MICHAEL BARONE: Group differences don’t undermine case against racial discrimination.

Should accurate facts be suppressed because stating them will “do a lot of harm”? Yes, writes the thoughtful William Saletan in The Weekly Standard, if the facts are about “racial differences on intelligence tests.”

Writing about the former Google engineer James Damore, fired after he wrote a memo about gender differences, Saletan says that Damore “thinks, as I once did, that if you say group averages don’t warrant prejudgment of individuals, smart people won’t read or apply them that way.”

In other words, even smart people will inevitably prejudge individuals by group averages, and indeed cannot be persuaded not to. I think this is just plain wrong, and not just about “smart people” but about nearly everyone.

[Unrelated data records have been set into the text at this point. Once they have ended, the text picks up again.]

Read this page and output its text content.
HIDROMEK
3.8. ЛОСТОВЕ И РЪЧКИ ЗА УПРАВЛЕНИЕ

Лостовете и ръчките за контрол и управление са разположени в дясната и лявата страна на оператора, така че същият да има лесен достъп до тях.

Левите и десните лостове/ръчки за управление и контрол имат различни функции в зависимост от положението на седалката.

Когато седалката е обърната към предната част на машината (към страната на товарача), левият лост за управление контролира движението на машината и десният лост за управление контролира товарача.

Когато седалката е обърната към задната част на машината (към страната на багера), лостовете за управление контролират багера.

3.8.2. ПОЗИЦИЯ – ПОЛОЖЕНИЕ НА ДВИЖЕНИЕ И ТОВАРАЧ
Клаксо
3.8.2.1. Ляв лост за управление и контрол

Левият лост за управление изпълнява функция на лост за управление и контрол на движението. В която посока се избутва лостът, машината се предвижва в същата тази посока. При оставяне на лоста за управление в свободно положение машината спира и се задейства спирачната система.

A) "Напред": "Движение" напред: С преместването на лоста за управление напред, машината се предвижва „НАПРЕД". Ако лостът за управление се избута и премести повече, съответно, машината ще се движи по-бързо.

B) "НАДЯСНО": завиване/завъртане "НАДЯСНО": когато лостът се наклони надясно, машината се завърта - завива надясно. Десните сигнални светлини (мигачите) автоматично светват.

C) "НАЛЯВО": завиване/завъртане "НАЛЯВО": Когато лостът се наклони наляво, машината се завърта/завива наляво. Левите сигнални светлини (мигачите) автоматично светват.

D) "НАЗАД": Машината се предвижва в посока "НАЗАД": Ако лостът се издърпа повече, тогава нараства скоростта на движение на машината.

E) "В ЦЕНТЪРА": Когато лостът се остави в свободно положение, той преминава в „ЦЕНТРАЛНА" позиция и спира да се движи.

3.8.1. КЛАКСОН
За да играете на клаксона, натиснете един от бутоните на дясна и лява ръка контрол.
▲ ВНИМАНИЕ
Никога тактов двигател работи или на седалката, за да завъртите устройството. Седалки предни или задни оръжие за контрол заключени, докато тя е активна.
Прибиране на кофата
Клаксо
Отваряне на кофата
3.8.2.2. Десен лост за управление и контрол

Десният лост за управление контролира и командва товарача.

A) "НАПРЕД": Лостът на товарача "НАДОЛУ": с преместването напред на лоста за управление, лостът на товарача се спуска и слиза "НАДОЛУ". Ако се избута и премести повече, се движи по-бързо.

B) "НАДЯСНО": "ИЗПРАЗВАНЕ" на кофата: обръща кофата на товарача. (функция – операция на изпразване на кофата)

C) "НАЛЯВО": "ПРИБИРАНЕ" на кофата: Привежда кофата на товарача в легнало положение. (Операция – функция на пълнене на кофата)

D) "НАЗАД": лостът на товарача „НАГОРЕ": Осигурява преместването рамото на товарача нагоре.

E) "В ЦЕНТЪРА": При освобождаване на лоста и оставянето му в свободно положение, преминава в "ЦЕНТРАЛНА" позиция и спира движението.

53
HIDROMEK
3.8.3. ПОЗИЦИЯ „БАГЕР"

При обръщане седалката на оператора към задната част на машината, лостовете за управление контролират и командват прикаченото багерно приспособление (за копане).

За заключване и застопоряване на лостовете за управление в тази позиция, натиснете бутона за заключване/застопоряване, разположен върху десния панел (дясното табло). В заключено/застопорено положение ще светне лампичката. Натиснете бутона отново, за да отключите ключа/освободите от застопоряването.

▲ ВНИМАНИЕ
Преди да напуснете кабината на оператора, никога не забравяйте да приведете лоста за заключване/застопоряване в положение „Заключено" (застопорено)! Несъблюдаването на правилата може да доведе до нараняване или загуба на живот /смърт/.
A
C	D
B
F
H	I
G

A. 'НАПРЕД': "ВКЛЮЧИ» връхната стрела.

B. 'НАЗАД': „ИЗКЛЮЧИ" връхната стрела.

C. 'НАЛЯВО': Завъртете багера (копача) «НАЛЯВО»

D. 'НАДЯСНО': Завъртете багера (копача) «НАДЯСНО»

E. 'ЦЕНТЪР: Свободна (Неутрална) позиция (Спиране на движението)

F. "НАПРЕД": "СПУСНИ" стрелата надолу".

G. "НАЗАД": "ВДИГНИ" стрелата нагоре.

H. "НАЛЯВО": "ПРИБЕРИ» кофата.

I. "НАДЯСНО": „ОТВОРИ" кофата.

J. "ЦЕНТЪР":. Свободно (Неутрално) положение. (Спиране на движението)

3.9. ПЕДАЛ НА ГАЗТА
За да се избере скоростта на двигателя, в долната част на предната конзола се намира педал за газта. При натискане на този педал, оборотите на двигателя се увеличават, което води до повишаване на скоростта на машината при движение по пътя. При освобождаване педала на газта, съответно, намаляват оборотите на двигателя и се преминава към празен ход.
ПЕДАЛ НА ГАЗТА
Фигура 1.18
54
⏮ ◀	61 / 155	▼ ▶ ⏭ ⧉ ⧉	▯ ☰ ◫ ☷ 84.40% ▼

Saletan seems to assume that if you just don’t write about the well-documented racial differences on intelligence tests, people won’t know they exist. This is just nonsense. People are aware, even if elite writers try not to let anyone say so in public, that Americans of African descent have lower average scores on intelligence tests. It is not some state secret that can be kept from anyone, whether their intentions are good or bad.

Saletan’s second assumption is that if people, even smart people, do somehow manage to learn this inconvenient fact, they’re necessarily going to use it to judge individuals. That they’re going to assume that everyone scores about the same as their group’s average, or that no member of the group scores above it.

And I think that’s just wrong too. Perhaps ordinary people can’t draw a bell curve for you. But they do know, again by observation and everyday experience, that there is a vast variance in the intelligence between members within the same identifiable group. And they are accustomed to judging people by their personal characteristics rather than by the average of a group of which they happen to be a member.

Yes, it’s only intellectuals who are foolish enough to do that, it seems.